Naffie, du startest dein Engagement am Staatstheater Darmstadt mit der Produktion „Identitti“. Worum geht es für dich im Stück und was interessiert dich daran besonders?
Naffie Janha: Für mich geht es um die Suche einer jungen Frau, die sich ihr ganzes Leben lang nie so richtig zugehörig fühlen konnte, und auch um die Fragen: Wie gestalten wir Identitäten? Was machen Identitäten mit uns? Wie wichtig sind sie? Mich interessiert an dem Text besonders, dass er so aktuell ist.

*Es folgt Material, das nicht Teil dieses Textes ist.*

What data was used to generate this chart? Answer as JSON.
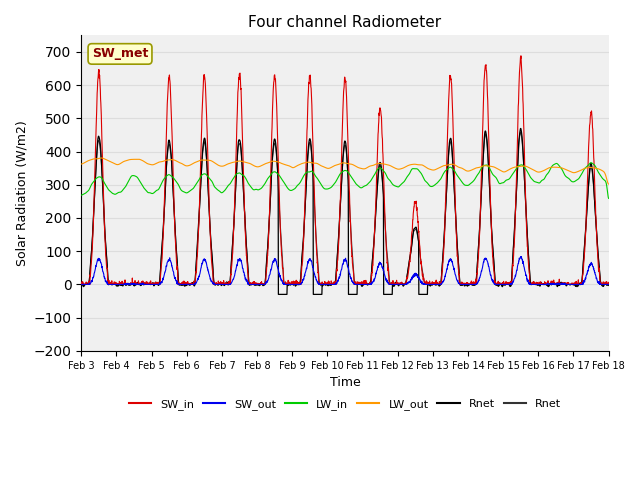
{
  "title": "Four channel Radiometer",
  "xlabel": "Time",
  "ylabel": "Solar Radiation (W/m2)",
  "xlim_start": 0,
  "xlim_end": 15,
  "ylim": [
    -200,
    750
  ],
  "yticks": [
    -200,
    -100,
    0,
    100,
    200,
    300,
    400,
    500,
    600,
    700
  ],
  "xtick_labels": [
    "Feb 3",
    "Feb 4",
    "Feb 5",
    "Feb 6",
    "Feb 7",
    "Feb 8",
    "Feb 9",
    "Feb 10",
    "Feb 11",
    "Feb 12",
    "Feb 13",
    "Feb 14",
    "Feb 15",
    "Feb 16",
    "Feb 17",
    "Feb 18"
  ],
  "annotation_text": "SW_met",
  "annotation_bg": "#ffffcc",
  "annotation_edge": "#999900",
  "colors": {
    "SW_in": "#dd0000",
    "SW_out": "#0000ee",
    "LW_in": "#00cc00",
    "LW_out": "#ff9900",
    "Rnet_black": "#000000",
    "Rnet_dark": "#333333"
  },
  "legend_labels": [
    "SW_in",
    "SW_out",
    "LW_in",
    "LW_out",
    "Rnet",
    "Rnet"
  ],
  "legend_colors": [
    "#dd0000",
    "#0000ee",
    "#00cc00",
    "#ff9900",
    "#000000",
    "#333333"
  ],
  "background_color": "#ffffff",
  "grid_color": "#dddddd"
}
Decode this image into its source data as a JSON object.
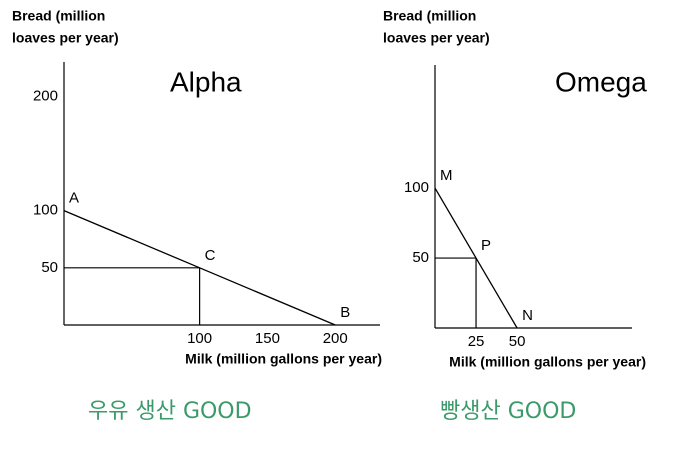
{
  "chart_data": [
    {
      "type": "line",
      "title": "Alpha",
      "y_label": [
        "Bread (million",
        "loaves per year)"
      ],
      "x_label": "Milk (million gallons per year)",
      "x": [
        0,
        100,
        200
      ],
      "values": [
        100,
        50,
        0
      ],
      "point_labels": [
        "A",
        "C",
        "B"
      ],
      "color": "#000000",
      "drop_lines": true,
      "xlim": [
        0,
        233
      ],
      "ylim": [
        0,
        230
      ],
      "xticks": [
        100,
        150,
        200
      ],
      "yticks": [
        50,
        100,
        200
      ],
      "annotation": "우유 생산 GOOD"
    },
    {
      "type": "line",
      "title": "Omega",
      "y_label": [
        "Bread (million",
        "loaves per year)"
      ],
      "x_label": "Milk (million gallons per year)",
      "x": [
        0,
        25,
        50
      ],
      "values": [
        100,
        50,
        0
      ],
      "point_labels": [
        "M",
        "P",
        "N"
      ],
      "color": "#000000",
      "drop_lines": true,
      "xlim": [
        0,
        120
      ],
      "ylim": [
        0,
        188
      ],
      "xticks": [
        25,
        50
      ],
      "yticks": [
        50,
        100
      ],
      "annotation": "빵생산 GOOD"
    }
  ]
}
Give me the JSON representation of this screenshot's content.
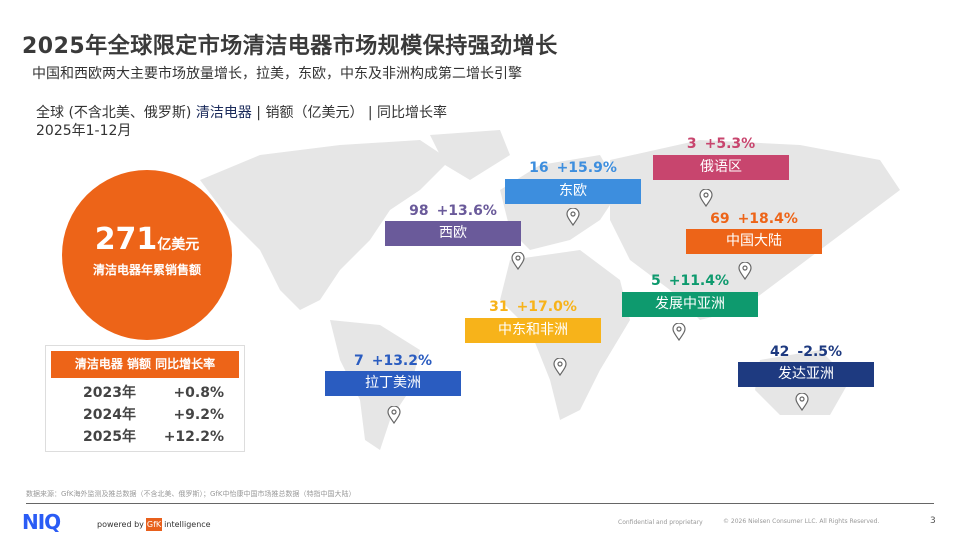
{
  "header": {
    "title": "2025年全球限定市场清洁电器市场规模保持强劲增长",
    "subtitle": "中国和西欧两大主要市场放量增长，拉美，东欧，中东及非洲构成第二增长引擎",
    "scope_prefix": "全球 (不含北美、俄罗斯) ",
    "scope_highlight": "清洁电器",
    "scope_suffix": " | 销额（亿美元） | 同比增长率",
    "period": "2025年1-12月"
  },
  "total": {
    "value": "271",
    "unit": "亿美元",
    "label": "清洁电器年累销售额"
  },
  "growth_table": {
    "header": "清洁电器 销额 同比增长率",
    "rows": [
      {
        "year": "2023年",
        "growth": "+0.8%"
      },
      {
        "year": "2024年",
        "growth": "+9.2%"
      },
      {
        "year": "2025年",
        "growth": "+12.2%"
      }
    ]
  },
  "regions": [
    {
      "name": "西欧",
      "value": "98",
      "growth": "+13.6%",
      "color": "#6a5a9a"
    },
    {
      "name": "东欧",
      "value": "16",
      "growth": "+15.9%",
      "color": "#3d8ede"
    },
    {
      "name": "俄语区",
      "value": "3",
      "growth": "+5.3%",
      "color": "#c8456e"
    },
    {
      "name": "中国大陆",
      "value": "69",
      "growth": "+18.4%",
      "color": "#ed6418"
    },
    {
      "name": "发展中亚洲",
      "value": "5",
      "growth": "+11.4%",
      "color": "#0e9a6e"
    },
    {
      "name": "中东和非洲",
      "value": "31",
      "growth": "+17.0%",
      "color": "#f7b31a"
    },
    {
      "name": "拉丁美洲",
      "value": "7",
      "growth": "+13.2%",
      "color": "#2a5cc0"
    },
    {
      "name": "发达亚洲",
      "value": "42",
      "growth": "-2.5%",
      "color": "#1e3a80"
    }
  ],
  "footer": {
    "source": "数据来源：GfK海外监测及推总数据（不含北美、俄罗斯）；GfK中怡康中国市场推总数据（特指中国大陆）",
    "logo": "NIQ",
    "powered": "powered by",
    "gfk": "GfK",
    "intelligence": "intelligence",
    "confidential": "Confidential and proprietary",
    "copyright": "© 2026 Nielsen Consumer LLC. All Rights Reserved.",
    "page": "3"
  }
}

Ich habe beim Lesen des Romans festgestellt, dass mir viele Themen sehr vertraut waren, und dass ich sehr viel aus meinem eigenen Leben darin erkennen konnte. Ich denke, dass es auch vielen anderen jungen Menschen ähnlich gehen wird. Sprachlich finde ich es spannend, dass sich ganz viel Wissen mit Popkultur und Humor abwechseln.
Was reizt dich besonders an deiner Figur Nivedita?
Dass sie eine ganz aufrichtige Neugierde und ein wirkliches Interesse an den Menschen hat. Sie ist ja im Stück eine der wenigen, die sich nicht sofort von Saraswati abwenden, sondern bleibt erstmal und möchte mit ihr in den Dialog gehen. Trotzdem würde ich Nivedita nicht als Opfer oder als schwach oder sowas bezeichnen. Sie schafft es ihre Standpunkte deutlich zu machen und sich durchsetzen, ohne hart zu werden. Außerdem finde ich an der Figur ganz toll, dass ihre Familie mütterlicherseits aus dem Ruhrgebiet kommt, ich bin selbst in Duisburg geboren und aufgewachsen, und da habe ich vieles wiedererkannt.
Wie habt ihr euch in den Proben dem Text und den Figuren angenähert?
Am Anfang haben wir uns eine ganze Woche Zeit genommen, um uns kennenzulernen, auszutauschen und in eine gemeinsame Recherchephase zu gehen, was ich bei so einem Thema sehr wichtig finde. Ich würde sagen, jetzt ist unsere größte Aufgabe, die zwischenmenschlichen Beziehungen rauszuarbeiten. Klar, es gibt auch ganz viele Texte und Theorien über Rassismus im Stück, aber was für mich eigentlich spannend ist, sind Fragen wie z.B: Wie gehe ich damit um, wenn ich betrogen werde?
Auf welche Fragen seid ihr sonst noch gestoßen?
Ich merke, dass ich mich stark mit den Themen des Stückes beschäftige, die über unsere Inszenierung hinausgehen, zum Beispiel hier in Darmstadt durch die Innenstadt laufe und die Menschen sehe, und merke, dass diese Stadt sehr divers ist, und hier viele verschiedene Menschen leben. Und dass Diversiität trotzdem 2022 noch so ein großes Thema ist – das ist etwas, womit ich mich gerade stark auseinandersetze.
„Identitti“ endet mit einer Utopie – wie würdest du diese beschreiben?
Am Ende vom Roman geht es darum, dass wir versuchen müssen, einander zu erkennen, und dass wir uns am besten immer wieder daran zurück erinnern müssen, dass unser Gegenüber auch verletzlich ist, dass wir gerade mit einem anderen Menschen reden – dass wir mit Liebe mehr erreichen können als mit Hass. Das finde ich sind alles sehr schöne Gedanken, glaube aber, dass wir davon als Gesellschaft leider noch sehr weit entfernt sind. Aber ich denke, dass wir jetzt gerade an so einem Punkt sind, wo viele merken, vieles von dem, was sich in den letzten Jahren so festgesetzt hat, geht so nicht mehr weiter. Ich hoffe, dass die Leute, die sich das Stück ansehen, sich darin wiedererkennen können, und sich ermutigt fühlen, auf Konflikte anders draufzuschauen und etwas zu bewegen.